Critics like JPMorgan’s Jamie Dimon have voiced loud skepticism. Yet even some of the most vocal organizations softened their stance this summer. Temporary remote allowances during the World Cup signal pragmatism. They also reveal how external shocks can accelerate acceptance of arrangements once labeled temporary.
Climate trends add another long-term force. Summer temperatures have risen steadily for decades. Heat waves grow more frequent and intense. What feels like an unusual July in 2026 may become the baseline in coming years. If so, the incentive to avoid sweltering commutes will only grow.
Gas prices fluctuate with geopolitics. The current spike tied to Iran-related developments may ease. But volatility remains a constant. Commuting costs that swing several dollars per day influence household budgets and employee satisfaction. Employers who ignore those pressures risk higher turnover.

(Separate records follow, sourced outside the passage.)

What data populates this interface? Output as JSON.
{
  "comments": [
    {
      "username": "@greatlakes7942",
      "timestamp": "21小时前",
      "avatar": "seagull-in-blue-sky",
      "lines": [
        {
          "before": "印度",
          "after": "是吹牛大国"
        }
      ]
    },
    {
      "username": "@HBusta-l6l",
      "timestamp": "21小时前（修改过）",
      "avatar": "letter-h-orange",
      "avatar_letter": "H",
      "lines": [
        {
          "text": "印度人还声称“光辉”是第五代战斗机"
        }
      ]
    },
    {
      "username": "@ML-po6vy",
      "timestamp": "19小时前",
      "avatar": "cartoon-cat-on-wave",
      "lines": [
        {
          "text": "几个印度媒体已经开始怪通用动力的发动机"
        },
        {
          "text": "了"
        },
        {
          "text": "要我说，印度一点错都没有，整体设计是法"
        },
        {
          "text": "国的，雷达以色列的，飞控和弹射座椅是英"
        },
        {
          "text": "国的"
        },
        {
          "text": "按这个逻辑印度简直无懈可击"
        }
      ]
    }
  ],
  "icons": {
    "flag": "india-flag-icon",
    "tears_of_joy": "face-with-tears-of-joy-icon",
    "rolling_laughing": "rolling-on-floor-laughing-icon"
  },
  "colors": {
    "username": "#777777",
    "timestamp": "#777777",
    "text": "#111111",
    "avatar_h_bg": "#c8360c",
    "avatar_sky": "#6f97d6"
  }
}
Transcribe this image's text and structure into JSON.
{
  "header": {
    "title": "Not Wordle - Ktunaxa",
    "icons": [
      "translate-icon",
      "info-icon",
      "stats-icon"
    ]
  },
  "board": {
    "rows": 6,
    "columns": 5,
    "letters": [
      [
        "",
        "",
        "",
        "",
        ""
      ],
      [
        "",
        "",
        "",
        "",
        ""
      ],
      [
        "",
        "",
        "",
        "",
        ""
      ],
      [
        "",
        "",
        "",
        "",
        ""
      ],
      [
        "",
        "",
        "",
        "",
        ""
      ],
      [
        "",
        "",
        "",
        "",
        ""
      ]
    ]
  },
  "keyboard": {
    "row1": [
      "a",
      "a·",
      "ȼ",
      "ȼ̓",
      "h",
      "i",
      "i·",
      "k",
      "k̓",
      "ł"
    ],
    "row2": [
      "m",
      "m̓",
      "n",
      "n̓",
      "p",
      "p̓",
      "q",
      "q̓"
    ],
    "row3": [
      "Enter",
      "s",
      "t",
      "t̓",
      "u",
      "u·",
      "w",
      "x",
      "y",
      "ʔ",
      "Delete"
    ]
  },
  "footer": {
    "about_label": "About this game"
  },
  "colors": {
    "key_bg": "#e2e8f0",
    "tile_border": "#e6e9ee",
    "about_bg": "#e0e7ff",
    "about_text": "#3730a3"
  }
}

Bloom’s earlier findings showed hybrid policies can cut quit rates by as much as 35 percent.
Recent commentary on LinkedIn from Bloom himself warned that 2026 could become “the summer of working from home.” The combination of expensive fuel, uncomfortable transit and captivating late-night sports creates conditions few corporate mandates can fully overcome. Workers vote with their feet. Or rather, with their decision to remain at their desks at home.
Analysts who once predicted a full return to 2019 office norms now confront data that refuses to cooperate. Hybrid work has stabilized at levels three times higher than before the pandemic. Major employers have quietly adjusted policies in response to real-world pressures rather than ideology.
Bloom does not claim remote work solves every challenge. He stresses the need for thoughtful implementation. Yet his two decades of research and the current summer’s events point to the same conclusion. The box is open. Closing it completely looks increasingly unlikely.
Companies that treat flexibility as a strategic asset rather than a concession stand to gain. Employees avoid miserable commutes. Productivity holds when tools and expectations align. And society reduces unnecessary travel during extreme heat or volatile energy markets.
The summer of 2026 may not transform every workplace overnight. But it offers a vivid reminder. External realities often dictate policy more forcefully than executive memos. For Bloom, the evidence keeps accumulating. Remote and hybrid options are here to stay.